Putting it all together: Start of a secular bull market?
Unless generative AI proves to be a disaster for humanity, over the next couple decades it should unlock serious productivity gains and earnings growth for corporate America.
There will be winners and losers, and many people will lose their jobs. However, putting morality and equality aside, the integration of AI could prove highly profitable for owners of capital - i.e. shareholders - and individuals who can leverage the technology.

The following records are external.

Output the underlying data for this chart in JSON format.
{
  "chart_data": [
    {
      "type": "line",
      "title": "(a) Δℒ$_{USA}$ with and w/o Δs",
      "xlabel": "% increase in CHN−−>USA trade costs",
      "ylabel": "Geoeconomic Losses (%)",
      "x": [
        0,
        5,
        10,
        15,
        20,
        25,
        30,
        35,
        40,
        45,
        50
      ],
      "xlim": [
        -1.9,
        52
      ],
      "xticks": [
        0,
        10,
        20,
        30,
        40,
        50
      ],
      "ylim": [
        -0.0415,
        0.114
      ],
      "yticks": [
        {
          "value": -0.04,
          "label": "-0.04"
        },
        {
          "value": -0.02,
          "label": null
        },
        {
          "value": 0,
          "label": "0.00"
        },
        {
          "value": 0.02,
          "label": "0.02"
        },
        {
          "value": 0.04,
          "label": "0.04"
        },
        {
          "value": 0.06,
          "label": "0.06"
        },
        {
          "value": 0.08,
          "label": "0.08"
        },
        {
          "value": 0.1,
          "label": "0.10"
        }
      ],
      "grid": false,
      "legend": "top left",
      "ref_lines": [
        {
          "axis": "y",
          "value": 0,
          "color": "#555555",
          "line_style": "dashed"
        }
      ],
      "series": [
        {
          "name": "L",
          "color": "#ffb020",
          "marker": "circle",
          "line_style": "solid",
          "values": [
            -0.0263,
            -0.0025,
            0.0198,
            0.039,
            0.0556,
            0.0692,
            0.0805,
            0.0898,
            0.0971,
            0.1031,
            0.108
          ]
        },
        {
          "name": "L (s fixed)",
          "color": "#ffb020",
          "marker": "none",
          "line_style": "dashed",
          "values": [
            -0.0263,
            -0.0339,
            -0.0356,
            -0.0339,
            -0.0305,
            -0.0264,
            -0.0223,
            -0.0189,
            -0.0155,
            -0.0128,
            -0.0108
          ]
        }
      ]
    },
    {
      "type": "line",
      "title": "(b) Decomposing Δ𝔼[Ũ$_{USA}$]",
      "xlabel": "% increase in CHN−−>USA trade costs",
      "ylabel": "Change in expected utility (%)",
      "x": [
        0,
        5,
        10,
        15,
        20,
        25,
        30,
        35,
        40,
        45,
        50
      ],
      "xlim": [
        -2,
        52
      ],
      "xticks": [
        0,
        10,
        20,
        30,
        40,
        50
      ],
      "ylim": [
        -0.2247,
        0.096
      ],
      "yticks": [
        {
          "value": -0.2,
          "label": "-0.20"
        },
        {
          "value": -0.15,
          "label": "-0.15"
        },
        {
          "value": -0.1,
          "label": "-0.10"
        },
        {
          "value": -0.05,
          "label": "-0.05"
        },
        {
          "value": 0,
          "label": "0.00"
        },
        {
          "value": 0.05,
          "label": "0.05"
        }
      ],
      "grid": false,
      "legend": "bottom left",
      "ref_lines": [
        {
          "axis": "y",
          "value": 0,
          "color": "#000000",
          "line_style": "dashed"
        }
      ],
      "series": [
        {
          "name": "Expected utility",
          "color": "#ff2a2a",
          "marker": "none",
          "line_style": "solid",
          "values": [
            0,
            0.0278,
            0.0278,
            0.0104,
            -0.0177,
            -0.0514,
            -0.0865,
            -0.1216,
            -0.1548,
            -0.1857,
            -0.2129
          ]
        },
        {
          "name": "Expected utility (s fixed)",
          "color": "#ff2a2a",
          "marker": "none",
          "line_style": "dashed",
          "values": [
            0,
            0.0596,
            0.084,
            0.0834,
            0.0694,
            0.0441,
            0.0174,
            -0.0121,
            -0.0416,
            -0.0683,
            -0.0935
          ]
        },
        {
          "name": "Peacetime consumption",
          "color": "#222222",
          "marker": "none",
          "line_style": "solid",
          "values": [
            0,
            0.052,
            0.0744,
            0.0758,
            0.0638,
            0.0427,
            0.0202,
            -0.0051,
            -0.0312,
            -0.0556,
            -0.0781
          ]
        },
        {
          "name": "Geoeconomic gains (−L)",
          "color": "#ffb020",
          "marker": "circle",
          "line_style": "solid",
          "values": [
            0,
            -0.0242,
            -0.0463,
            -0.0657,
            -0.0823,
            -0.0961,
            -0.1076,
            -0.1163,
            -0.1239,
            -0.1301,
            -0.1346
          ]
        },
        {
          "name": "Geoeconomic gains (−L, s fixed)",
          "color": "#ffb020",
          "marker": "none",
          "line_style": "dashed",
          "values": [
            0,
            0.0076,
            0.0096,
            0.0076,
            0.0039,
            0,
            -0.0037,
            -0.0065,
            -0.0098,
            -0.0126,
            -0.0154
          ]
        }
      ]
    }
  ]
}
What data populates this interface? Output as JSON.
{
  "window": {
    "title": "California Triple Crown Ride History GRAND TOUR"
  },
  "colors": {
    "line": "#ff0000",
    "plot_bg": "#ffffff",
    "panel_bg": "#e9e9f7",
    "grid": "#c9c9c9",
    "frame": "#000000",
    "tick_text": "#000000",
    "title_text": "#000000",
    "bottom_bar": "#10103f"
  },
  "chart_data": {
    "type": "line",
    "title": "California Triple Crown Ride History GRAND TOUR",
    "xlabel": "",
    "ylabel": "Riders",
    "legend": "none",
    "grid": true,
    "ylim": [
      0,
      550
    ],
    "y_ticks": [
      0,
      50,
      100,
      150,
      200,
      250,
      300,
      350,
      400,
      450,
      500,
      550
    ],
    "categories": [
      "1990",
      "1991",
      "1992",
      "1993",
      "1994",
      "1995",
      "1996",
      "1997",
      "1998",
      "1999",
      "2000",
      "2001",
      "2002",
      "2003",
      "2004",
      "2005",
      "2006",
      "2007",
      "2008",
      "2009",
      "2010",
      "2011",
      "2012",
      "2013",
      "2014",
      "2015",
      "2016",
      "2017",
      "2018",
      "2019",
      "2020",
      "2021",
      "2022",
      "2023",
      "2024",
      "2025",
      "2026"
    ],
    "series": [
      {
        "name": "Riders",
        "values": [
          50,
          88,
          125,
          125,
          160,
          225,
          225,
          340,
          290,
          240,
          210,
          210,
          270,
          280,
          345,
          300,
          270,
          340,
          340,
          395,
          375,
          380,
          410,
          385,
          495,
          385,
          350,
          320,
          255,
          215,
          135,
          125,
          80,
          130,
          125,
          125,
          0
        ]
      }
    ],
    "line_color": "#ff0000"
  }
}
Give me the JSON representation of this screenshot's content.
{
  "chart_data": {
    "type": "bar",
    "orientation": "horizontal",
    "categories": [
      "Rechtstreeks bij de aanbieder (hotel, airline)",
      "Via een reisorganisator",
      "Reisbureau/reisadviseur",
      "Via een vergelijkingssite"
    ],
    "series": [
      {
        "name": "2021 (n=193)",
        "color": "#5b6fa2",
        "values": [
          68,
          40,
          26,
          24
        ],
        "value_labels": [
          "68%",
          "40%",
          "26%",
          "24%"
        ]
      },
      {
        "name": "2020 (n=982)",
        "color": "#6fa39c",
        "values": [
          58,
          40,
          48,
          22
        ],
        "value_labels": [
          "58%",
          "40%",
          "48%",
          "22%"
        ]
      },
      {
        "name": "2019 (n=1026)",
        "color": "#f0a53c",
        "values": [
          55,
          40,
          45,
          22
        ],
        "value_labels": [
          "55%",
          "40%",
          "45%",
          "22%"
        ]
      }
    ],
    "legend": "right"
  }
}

While there are solid arguments for a resurgence of the cyclical bear market sometime over the next twelve months, it is quite possible that looking back 20 years from now investors will recognize 2023 as the onset of a new secular bull market. (Remember: long-term trends don’t occur in straight lines.)
I wouldn’t be surprised if this secular bull began with a massive bubble, resembling the tech bubble that occurred from 1995-2000, as investors clamor for pure-play AI exposure. This bubble would eventually collapse, but in its wake productivity enhancements could lift the economic tide benefiting almost all companies.
We had a massive tech rally during the pandemic, now it's calmer so surely this new AI craze will shake up the markets to result in a new bull market?